Hampir seminggu Reno di rawat di rumah dan kondisi nya sudah pulih total, selama itu pula Anggun selalu setia di samping suami nya itu menjaga dan merawat nya hingga sembuh, dari rumah juga Anggun bekerja untuk mengisi dokumen kantor nya.
"Apa kau yakin akan masuk kantor hari ini?"ucap Anggun yang melihat Reno sedang memasang dasi nya di depan cermin.
"Hmm,"ucap Reno menjawab gadis itu dengan datar nya.
"Hmm itu iya atau apa, kau sangat membingungkan,"ucap Anggun kesal kepada suami nya itu.
"Aku akan bekerja, sebaiknya kau juga,"ucap Reno menyambar jas nya dan berlalu pergi dari kamar itu.

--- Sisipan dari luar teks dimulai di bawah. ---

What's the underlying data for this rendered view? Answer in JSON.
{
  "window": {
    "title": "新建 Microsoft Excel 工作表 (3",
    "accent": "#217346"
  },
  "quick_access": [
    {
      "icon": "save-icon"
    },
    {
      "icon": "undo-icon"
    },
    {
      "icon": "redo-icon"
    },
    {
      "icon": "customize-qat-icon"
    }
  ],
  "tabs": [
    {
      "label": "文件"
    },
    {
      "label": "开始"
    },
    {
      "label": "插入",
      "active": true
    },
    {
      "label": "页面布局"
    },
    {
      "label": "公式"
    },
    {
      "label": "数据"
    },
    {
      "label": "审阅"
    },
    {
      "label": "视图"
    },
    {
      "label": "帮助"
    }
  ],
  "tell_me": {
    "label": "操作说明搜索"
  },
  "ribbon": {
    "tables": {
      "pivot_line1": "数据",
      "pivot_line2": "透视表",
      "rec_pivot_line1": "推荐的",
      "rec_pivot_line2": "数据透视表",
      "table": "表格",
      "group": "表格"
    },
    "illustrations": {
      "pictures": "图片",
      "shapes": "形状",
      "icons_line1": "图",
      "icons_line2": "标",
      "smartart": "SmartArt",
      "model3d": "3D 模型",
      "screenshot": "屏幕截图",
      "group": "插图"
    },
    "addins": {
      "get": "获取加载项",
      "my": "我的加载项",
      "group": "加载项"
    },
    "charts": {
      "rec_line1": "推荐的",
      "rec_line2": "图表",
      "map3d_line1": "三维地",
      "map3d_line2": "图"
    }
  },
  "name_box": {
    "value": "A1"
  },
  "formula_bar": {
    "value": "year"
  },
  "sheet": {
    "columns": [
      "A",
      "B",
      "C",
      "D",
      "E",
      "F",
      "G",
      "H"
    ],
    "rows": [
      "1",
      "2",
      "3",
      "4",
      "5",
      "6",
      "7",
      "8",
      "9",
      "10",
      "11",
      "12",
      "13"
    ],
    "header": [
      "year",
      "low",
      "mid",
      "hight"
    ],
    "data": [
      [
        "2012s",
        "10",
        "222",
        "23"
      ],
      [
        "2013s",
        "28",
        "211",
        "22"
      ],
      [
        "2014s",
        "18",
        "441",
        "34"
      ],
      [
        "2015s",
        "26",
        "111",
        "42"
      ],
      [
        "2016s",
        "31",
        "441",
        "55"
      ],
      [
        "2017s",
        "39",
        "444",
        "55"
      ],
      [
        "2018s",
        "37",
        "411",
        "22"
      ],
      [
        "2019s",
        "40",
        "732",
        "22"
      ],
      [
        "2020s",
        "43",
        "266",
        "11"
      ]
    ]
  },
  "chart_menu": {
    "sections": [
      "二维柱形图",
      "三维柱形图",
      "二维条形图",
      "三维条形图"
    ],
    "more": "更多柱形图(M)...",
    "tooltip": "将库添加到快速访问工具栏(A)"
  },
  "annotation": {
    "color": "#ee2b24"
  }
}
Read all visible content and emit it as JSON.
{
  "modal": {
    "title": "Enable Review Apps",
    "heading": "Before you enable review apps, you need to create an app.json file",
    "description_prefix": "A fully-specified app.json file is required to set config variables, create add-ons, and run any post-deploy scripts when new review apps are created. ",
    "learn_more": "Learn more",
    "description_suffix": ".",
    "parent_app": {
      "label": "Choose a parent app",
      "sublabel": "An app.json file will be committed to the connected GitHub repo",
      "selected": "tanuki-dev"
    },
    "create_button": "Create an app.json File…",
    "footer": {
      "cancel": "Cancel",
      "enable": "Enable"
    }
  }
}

Sedangkan Anggun yang sedang duduk di tepi ranjang itu melihat pukul 8.45 Reno telat bangun karena Dia masih menormalkan waktu tidur nya seperti biasanya lagi, Anggun mendengus kesal secara Dia tidak melakukan apa pun hari ini kecuali acara nanti sore di hotel untuk pertemuan bisnis menandatangi dokumen.
"Apa yang harus Aku lakukan? Gabut banget ga sih, andai di indo bisa ketemu Rere, sama Clara, aaa kangen sama itu dua manusia,"ucap Anggun mendengus kesal.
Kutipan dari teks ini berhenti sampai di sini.